CureDuchenne Honors Dr. Brenda Wong from Cincinnati Children’s Hospital with CureDuchenne Cares Award
CureDuchenne honored Dr. Brenda Wong from Cincinnati Children’s Hospital Medical Center with the CureDuchenne Cares Award for her outstanding contributions to providing the best standard of care for Duchenne patients and her team’s active involvement in clinical trials for promising Duchenne therapies.
Dr. Wong is the Director of the Comprehensive Neuromuscular Center at Cincinnati Children’s Hospital Medical Center and Professor of Pediatrics and Neurology at the University of Cincinnati. Dr. Wong and the various specialists at the Comprehensive Neuromuscular Center have been delivering state of the art coordinated interdisciplinary care for many patients with Duchenne Muscular Dystrophy from various states in the U.S. and other countries. Dr. Wong and her clinical research team has been actively engaged in various clinical trials of promising therapeutics for Duchenne patients. She is also very involved with the Duchenne community to strive to improve the care and outcome of boys and young men with Duchenne.
“Dr. Wong brings a positive force to improve the lives of those with Duchenne,” said Debra Miller, founder and CEO of CureDuchenne. “She believes children can live happy, productive lives despite their disease. The fact that hundreds of families across the U.S. fly cross-country to see Dr. Wong is a testament to how much she helps our children. Dr. Wong and her team have done so much for Duchenne boys and their families. We are delighted to honor her with the CureDuchenne Cares Award.”

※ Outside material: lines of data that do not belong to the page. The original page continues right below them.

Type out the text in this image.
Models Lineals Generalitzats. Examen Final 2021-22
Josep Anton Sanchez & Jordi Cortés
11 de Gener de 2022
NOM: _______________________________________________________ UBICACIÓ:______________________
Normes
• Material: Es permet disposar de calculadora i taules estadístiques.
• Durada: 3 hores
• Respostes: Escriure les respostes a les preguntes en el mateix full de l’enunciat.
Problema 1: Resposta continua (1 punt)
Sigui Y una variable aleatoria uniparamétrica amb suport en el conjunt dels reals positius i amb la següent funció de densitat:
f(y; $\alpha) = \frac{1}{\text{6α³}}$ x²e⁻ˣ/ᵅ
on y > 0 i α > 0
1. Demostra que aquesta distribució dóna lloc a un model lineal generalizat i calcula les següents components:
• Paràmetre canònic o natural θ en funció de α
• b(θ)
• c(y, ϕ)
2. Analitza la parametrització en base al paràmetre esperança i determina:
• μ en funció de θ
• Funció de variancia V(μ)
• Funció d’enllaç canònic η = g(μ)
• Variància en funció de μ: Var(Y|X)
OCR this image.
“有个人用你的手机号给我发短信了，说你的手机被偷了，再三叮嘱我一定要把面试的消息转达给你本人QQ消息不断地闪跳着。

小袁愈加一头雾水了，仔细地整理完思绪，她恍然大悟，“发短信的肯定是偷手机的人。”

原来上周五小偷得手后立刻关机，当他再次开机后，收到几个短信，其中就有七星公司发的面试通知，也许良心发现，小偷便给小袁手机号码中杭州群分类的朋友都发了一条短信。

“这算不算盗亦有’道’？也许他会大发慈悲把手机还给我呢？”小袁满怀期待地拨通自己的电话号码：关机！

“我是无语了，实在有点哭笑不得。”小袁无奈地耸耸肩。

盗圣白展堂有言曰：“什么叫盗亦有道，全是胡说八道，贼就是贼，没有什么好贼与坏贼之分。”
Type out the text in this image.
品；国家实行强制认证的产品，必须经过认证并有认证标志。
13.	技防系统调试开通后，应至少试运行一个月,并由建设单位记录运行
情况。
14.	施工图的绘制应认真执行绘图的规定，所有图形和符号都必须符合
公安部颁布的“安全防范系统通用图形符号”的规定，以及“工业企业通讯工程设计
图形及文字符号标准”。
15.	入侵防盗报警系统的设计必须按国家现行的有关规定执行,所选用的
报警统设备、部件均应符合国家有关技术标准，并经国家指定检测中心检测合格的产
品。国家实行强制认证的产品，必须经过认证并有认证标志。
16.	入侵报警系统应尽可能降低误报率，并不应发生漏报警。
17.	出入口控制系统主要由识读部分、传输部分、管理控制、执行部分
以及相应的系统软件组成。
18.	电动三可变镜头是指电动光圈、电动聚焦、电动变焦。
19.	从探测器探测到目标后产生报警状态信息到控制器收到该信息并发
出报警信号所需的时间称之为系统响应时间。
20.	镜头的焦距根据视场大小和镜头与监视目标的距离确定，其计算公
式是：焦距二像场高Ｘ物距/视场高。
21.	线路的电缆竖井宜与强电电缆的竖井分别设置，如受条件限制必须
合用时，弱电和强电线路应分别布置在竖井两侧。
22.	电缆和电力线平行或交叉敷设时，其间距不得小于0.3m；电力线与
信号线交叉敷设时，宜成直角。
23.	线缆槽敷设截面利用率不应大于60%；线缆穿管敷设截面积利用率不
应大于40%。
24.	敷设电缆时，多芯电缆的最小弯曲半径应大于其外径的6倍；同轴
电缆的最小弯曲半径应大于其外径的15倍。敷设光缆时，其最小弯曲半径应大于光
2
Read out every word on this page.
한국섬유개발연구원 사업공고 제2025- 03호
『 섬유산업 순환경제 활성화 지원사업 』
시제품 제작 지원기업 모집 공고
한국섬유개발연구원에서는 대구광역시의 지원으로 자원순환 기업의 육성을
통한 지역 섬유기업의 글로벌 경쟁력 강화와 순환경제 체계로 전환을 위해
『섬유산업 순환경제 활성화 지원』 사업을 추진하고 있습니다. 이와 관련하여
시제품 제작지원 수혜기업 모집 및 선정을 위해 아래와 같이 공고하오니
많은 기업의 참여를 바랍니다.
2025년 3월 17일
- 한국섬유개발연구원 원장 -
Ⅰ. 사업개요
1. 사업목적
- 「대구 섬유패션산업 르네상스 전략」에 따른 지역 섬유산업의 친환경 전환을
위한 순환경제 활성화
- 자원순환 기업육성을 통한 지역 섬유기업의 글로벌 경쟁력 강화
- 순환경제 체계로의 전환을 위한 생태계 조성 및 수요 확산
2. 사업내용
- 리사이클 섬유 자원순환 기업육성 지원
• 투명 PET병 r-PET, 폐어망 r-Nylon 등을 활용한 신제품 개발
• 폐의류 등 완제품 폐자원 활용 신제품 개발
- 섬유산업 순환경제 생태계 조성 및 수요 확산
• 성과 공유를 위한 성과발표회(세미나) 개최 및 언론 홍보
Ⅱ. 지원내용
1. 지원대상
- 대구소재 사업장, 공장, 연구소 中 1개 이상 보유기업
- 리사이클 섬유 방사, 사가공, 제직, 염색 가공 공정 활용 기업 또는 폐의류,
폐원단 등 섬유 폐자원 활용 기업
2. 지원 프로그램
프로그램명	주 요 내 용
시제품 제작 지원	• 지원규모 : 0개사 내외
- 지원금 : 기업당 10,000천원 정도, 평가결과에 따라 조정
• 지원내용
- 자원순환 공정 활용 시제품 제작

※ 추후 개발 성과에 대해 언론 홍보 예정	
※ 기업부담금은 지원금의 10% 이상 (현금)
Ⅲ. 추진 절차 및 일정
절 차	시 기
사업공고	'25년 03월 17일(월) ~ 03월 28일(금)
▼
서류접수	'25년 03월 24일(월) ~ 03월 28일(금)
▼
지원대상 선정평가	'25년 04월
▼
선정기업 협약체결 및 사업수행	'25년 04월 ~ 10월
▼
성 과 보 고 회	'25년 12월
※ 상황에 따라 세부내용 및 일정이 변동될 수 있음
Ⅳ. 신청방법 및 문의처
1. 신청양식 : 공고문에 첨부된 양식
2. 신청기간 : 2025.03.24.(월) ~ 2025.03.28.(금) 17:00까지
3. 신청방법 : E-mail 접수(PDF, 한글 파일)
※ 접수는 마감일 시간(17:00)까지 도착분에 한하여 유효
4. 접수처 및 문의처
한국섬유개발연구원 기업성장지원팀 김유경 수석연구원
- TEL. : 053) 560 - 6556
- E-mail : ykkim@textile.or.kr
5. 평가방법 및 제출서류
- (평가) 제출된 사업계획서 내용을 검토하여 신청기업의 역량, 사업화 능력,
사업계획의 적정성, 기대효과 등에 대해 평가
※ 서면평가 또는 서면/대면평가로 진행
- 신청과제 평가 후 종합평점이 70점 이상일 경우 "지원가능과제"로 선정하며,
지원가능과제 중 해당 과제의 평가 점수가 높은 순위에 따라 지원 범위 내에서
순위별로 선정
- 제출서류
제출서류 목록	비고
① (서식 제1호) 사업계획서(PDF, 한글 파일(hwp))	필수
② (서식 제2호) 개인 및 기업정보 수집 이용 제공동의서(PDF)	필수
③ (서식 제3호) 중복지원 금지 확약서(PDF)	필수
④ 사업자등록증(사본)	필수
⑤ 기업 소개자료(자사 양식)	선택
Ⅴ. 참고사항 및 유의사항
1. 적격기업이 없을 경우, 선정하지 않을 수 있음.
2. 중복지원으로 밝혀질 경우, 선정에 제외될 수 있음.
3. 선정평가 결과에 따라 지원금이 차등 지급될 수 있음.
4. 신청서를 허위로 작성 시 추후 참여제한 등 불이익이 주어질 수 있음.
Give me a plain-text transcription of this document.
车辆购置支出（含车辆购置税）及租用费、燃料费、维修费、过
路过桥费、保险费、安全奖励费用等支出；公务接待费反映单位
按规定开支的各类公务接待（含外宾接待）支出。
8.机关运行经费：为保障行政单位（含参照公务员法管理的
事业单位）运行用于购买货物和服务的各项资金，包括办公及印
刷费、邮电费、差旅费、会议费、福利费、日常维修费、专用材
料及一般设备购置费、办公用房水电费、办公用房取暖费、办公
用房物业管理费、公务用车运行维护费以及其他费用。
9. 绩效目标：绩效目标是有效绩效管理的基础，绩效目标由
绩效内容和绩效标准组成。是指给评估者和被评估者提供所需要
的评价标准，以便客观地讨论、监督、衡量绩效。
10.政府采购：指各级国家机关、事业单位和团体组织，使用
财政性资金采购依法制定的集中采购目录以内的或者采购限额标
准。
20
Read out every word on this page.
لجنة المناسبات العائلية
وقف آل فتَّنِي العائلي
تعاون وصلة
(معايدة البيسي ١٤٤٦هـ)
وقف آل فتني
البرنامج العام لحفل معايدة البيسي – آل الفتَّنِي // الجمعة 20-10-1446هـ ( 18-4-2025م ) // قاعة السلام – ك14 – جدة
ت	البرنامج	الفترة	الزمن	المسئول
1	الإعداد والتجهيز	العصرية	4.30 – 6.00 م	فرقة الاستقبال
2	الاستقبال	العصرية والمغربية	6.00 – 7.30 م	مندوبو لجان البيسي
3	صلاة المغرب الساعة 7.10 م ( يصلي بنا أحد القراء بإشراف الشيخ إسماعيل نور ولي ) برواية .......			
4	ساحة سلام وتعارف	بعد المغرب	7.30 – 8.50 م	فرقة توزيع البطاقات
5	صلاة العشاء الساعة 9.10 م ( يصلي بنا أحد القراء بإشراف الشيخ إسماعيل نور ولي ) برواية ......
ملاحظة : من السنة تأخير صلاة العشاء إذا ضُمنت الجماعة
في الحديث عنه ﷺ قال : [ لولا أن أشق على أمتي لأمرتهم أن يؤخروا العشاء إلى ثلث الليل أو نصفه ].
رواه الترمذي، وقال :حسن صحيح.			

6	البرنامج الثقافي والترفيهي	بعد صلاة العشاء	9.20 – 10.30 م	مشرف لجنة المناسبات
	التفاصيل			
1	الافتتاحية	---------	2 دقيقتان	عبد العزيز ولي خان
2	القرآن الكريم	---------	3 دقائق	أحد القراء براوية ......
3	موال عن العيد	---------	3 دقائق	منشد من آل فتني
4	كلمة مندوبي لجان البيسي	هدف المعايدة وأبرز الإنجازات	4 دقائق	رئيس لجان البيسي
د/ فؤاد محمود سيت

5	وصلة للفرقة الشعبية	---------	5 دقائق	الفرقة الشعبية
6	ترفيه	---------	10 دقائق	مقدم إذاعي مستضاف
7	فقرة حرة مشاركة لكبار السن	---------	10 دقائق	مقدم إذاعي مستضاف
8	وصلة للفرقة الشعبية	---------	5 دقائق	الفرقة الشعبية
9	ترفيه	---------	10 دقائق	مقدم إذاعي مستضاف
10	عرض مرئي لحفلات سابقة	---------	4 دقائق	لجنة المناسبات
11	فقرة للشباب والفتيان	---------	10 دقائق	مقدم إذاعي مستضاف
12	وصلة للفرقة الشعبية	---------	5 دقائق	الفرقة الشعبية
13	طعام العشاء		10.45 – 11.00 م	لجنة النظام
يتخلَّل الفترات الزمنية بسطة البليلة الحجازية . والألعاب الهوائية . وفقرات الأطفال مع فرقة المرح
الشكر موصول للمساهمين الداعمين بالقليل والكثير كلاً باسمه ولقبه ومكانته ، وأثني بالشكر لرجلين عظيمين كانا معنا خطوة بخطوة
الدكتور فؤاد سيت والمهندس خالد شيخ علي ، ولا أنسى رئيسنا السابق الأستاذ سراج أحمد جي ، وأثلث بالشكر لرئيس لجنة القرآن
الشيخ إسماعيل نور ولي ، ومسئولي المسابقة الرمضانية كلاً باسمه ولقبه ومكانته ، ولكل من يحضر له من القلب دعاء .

The CureDuchenne Cares Award celebrates the contributions of individuals, organizations and companies that positively impact the lives of those with Duchenne muscular dystrophy. The award was presented to Dr. Wong at the Napa in Newport Wine Auction on February 28 at the Balboa Bay Resort in Newport Beach, Calif. The Napa in Newport Wine Auction benefited CureDuchenne and proceeds of the event will fund research to find a cure for Duchenne, a progressive muscle-wasting disease that impacts 1 in 3,500 boys. Boys with Duchenne are usually diagnosed by 5, in a wheelchair by 12 and most don’t survive their mid-20s. Currently, there is no approved treatment for Duchenne.